When coming off of coke binges, bass player Reg (Will Brill) screams in the face of his wife, Holly (Juliana Canfield), the band’s keyboardist. Brill injects sympathy and grief into Reg’s hollow, narrowing in on his flavor of narcissism amid attempts at sobriety. Canfield moves with a subtle and affecting heartbreak in attempts to carve boundaries.
Canfield and Pidgeon, as a friendship and individually, are fierce in their love. Strategic with their sexuality, their camaraderie is another bright spot in Stereophonic’s landscape. Simon (Chris Stack as the band’s resident “nice guy” and drummer) is a referee between the couples, adored by all. Stack is magnetic and charming (in a British way), bringing a necessary adolescence to Simon’s tantrums and flirtation.

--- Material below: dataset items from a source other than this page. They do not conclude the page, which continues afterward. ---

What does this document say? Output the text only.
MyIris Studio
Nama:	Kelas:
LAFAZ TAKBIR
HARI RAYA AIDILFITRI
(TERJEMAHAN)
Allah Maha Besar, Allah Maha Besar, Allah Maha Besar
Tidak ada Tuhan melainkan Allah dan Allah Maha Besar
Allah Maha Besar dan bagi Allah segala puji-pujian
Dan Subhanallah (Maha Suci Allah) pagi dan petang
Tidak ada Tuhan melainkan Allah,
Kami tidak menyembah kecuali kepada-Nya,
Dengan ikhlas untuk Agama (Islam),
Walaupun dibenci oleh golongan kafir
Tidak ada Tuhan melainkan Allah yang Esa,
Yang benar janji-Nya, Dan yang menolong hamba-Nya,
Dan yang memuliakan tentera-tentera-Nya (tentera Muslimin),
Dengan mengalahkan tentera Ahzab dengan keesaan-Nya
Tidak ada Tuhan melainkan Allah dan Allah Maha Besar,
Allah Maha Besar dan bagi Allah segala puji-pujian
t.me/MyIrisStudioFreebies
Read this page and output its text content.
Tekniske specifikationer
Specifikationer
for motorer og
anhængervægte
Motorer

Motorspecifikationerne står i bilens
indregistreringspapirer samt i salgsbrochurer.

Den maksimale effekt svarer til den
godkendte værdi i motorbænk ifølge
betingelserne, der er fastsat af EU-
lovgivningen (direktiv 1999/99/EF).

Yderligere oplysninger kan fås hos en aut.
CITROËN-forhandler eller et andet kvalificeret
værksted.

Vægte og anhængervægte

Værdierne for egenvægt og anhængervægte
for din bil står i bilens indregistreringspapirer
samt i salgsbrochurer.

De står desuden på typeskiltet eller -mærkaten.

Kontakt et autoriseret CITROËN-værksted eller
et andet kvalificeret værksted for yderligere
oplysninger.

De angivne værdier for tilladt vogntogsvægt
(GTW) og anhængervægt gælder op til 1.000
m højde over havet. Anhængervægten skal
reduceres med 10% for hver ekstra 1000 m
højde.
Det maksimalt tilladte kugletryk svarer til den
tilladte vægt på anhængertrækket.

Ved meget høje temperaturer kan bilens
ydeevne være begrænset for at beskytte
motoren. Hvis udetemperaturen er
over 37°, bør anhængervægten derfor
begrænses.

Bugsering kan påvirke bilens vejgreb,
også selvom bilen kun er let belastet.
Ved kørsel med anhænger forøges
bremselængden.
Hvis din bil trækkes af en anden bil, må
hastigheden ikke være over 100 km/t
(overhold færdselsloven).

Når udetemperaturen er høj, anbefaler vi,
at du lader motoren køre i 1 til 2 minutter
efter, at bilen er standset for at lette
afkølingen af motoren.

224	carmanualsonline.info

Stereophonic is meticulous. Bell bottoms and billowing shirts expertly mark the play’s “free love” era (Enver Chakartash designed a kaleidoscopic wardrobe of costumes). The scenic design by David Zinn is granular in creating the recording studio, complete with wooden walls and brown carpeting. Amid spare cable and analog hardware, the studio’s control panels are squarely framed as God.
The studio’s sound booth – a flurry of instruments where the band records – is visible through panes of glass, a literal fishbowl. Adjmi smartly plays with the division of private and public space, which Aukin navigates with a thorough hyper-naturalism. At times, the sound engineers Grover and Charlie (Eli Gelb and Andrew R Butler) unwittingly turn on the booth’s microphones to eavesdrop. They are a hilarious antidote to the band’s dysfunction, both endearing “yes men” until the rot is too much (Gelb brings a specific tenderness to Grover’s descent).
But the booth witnesses some of Stereophonic’s most wrenching moments. In the play’s second half, Diana re-records a track as Peter bludgeons her with criticism, demanding that she hit the right key. Behind the glass pane, she is treated like a specimen. Pidgeon brings intense sorrow to Butler’s aching tune: “Why do we have to choose when / Everything you got is right in front of you.”
It’s a chilling reminder – in love, in art – about what it truly means to get what you want, to not want what you get, to not know what you have.
What happens when the gold of achievement begins to taste like dirt?